Ha ha. I can only imagine what you’re thinking right now, but I promise there’s an important lesson here to be learned (at the very least, considered).
This past weekend, I had a bit of time on my hands. I started by catching up on past episodes of “The Voice.” For those that don’t know, “The Voice” is an American Idol-style singing competition inviting vocalists from across the country to compete in three stages of competition: the blind audition, a battle phase and the live performance shows.
Celebrity musician coaches include Christina Aguilera, Cee Lo Green, Adam Levine and Blake Shelton. Additionally, Carson Daly—best known for his gig as a VJ on MTV’s TRL—serves as the program’s host. What I find most fascinating, however, is that Christina Milian has joined the lineup this season as the show’s social media correspondent.
What does she do, you ask?
Well, that’s simple. Milian is tasked with bridging the on-air experience with the online experience, bringing viewers closer to the competition. Fans are able to experience and engage in each step of the process through exclusive interviews, video, photos, news about the coaches and artists, and a live Twitter feed.
At the other end of the spectrum, you have a television network like QVC. You may know that QVC is one of the largest multimedia retailers in the world. It broadcasts live in the U.S. 24 hours a day, 364 days a year, and presents approximately 1,150 products on air every week. Over the years, QVC has enjoyed record-breaking sales, has received countless industry awards and has donated millions of dollars to charity.
But that’s not the end of the story.
QVC established its Facebook page in July 2008 and its Twitter page in January 2009. Attracting a large social following, QVC now integrates these platforms into its live shows, instantaneously responding to customer feedback and inquiries. In fact, the most popular weekly shows have a designated social media host that engages with the audience right alongside the traditional program host.
And it’s about more than just chatting live with viewers (or getting them to buy more products). It’s about engagement. It’s about community. It’s about culture. It’s about branding. It’s about creating a dynamic viewer experience that’s fun, informative, unique and personal. And, ultimately, it’s this direct connection to the QVC staff that keeps viewers coming back each week (and, presumably, spending more money).
And these are just two simple examples of social media hard at work in our day-to-day lives (outside of the workplace). Other competition shows like “Dancing with the Stars,” “American Idol” and “Fashion Star” have also followed suit. This makes me think seriously about the opportunities within our own associations to better leverage the social media experience.
How would a dedicated social media correspondent change the face of your next program or event? Not only could this person reach an audience of interested individuals unable to attend your conference (both members and non-members), but he or she could further engage your onsite participants, as well. Think about it: behind-the-scenes interviews; videos, photos and news about the speakers; and a live Twitter feed. Everyone’s fascinated by the story behind the story. How could you effectively leverage this content (and curiosity) during your association’s major annual meeting?
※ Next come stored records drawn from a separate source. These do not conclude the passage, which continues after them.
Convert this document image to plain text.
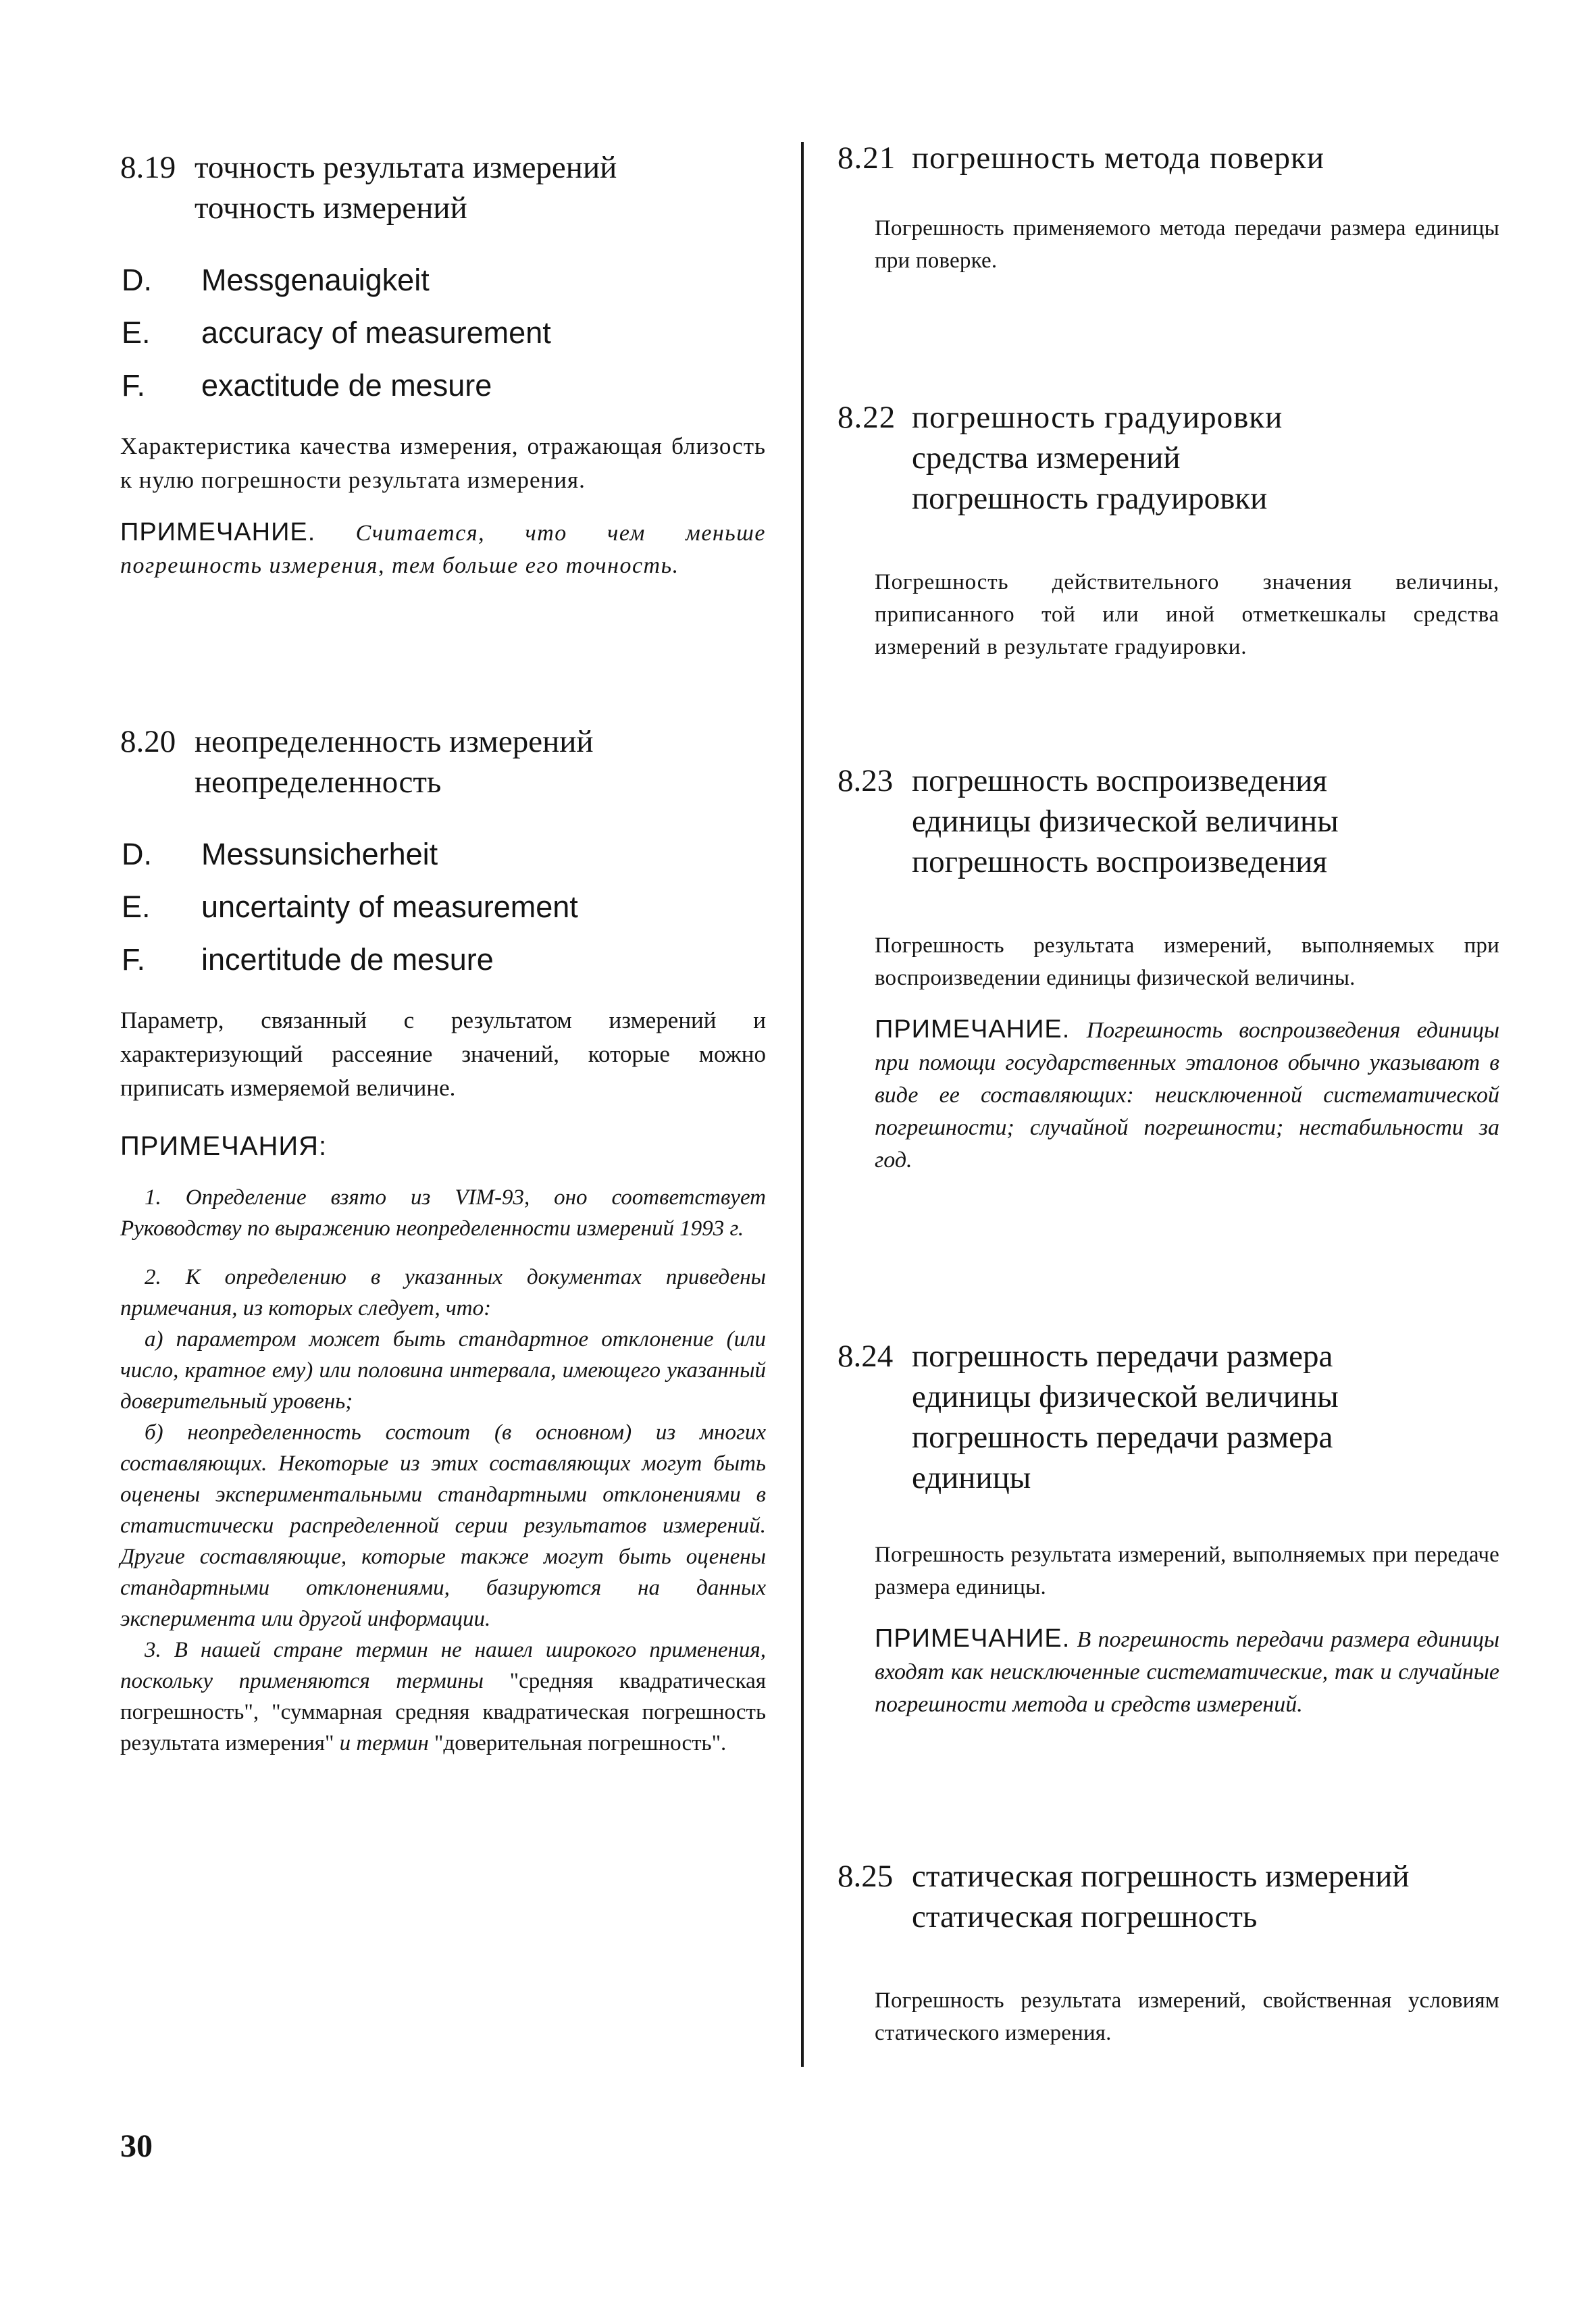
8.19 точность результата измерений
точность измерений
D. Messgenauigkeit
E. accuracy of measurement
F. exactitude de mesure
Характеристика качества измерения, отражающая близость к нулю погрешности результата измерения.
ПРИМЕЧАНИЕ. Считается, что чем меньше погрешность измерения, тем больше его точность.
8.20 неопределенность измерений
неопределенность
D. Messunsicherheit
E. uncertainty of measurement
F. incertitude de mesure
Параметр, связанный с результатом измерений и характеризующий рассеяние значений, которые можно приписать измеряемой величине.
ПРИМЕЧАНИЯ:
1. Определение взято из VIM-93, оно соответствует Руководству по выражению неопределенности измерений 1993 г.
2. К определению в указанных документах приведены примечания, из которых следует, что:
а) параметром может быть стандартное отклонение (или число, кратное ему) или половина интервала, имеющего указанный доверительный уровень;
б) неопределенность состоит (в основном) из многих составляющих. Некоторые из этих составляющих могут быть оценены экспериментальными стандартными отклонениями в статистически распределенной серии результатов измерений. Другие составляющие, которые также могут быть оценены стандартными отклонениями, базируются на данных эксперимента или другой информации.
3. В нашей стране термин не нашел широкого применения, поскольку применяются термины "средняя квадратическая погрешность", "суммарная средняя квадратическая погрешность результата измерения" и термин "доверительная погрешность".
8.21 погрешность метода поверки
Погрешность применяемого метода передачи размера единицы при поверке.
8.22 погрешность градуировки
средства измерений
погрешность градуировки
Погрешность действительного значения величины, приписанного той или иной отметкешкалы средства измерений в результате градуировки.
8.23 погрешность воспроизведения
единицы физической величины
погрешность воспроизведения
Погрешность результата измерений, выполняемых при воспроизведении единицы физической величины.
ПРИМЕЧАНИЕ. Погрешность воспроизведения единицы при помощи государственных эталонов обычно указывают в виде ее составляющих: неисключенной систематической погрешности; случайной погрешности; нестабильности за год.
8.24 погрешность передачи размера
единицы физической величины
погрешность передачи размера
единицы
Погрешность результата измерений, выполняемых при передаче размера единицы.
ПРИМЕЧАНИЕ. В погрешность передачи размера единицы входят как неисключенные систематические, так и случайные погрешности метода и средств измерений.
8.25 статическая погрешность измерений
статическая погрешность
Погрешность результата измерений, свойственная условиям статического измерения.
30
And the conversation wouldn’t (and shouldn’t) be confined to the conference itself. Social media correspondents would reach out to and actively engage with both prospective and confirmed participants long before the conference started, and conversations would continue long after the conference ended.
All too often I think we leave out our voices in the social media experience, allowing our members to take the lead in this space. And I’m not recommending that we take over or dominate this important platform; however, I think we—as association leaders—can bring additional content to this space that will further enhance the conference experience (not to mention the infinite possibilities that exist here for content curation, transfer of learning and recruitment/retention opportunities).
So, my question to you is this: How could this model impact your association’s next major annual meeting? What affect would this outreach have on the engagement of your current (or prospective) members? What resources would it take within your own organization to designate and train a qualified social media correspondent? (And, more importantly, if you’ve experimented with a similar format, please let us hear from you! We’d love to hear your experience.)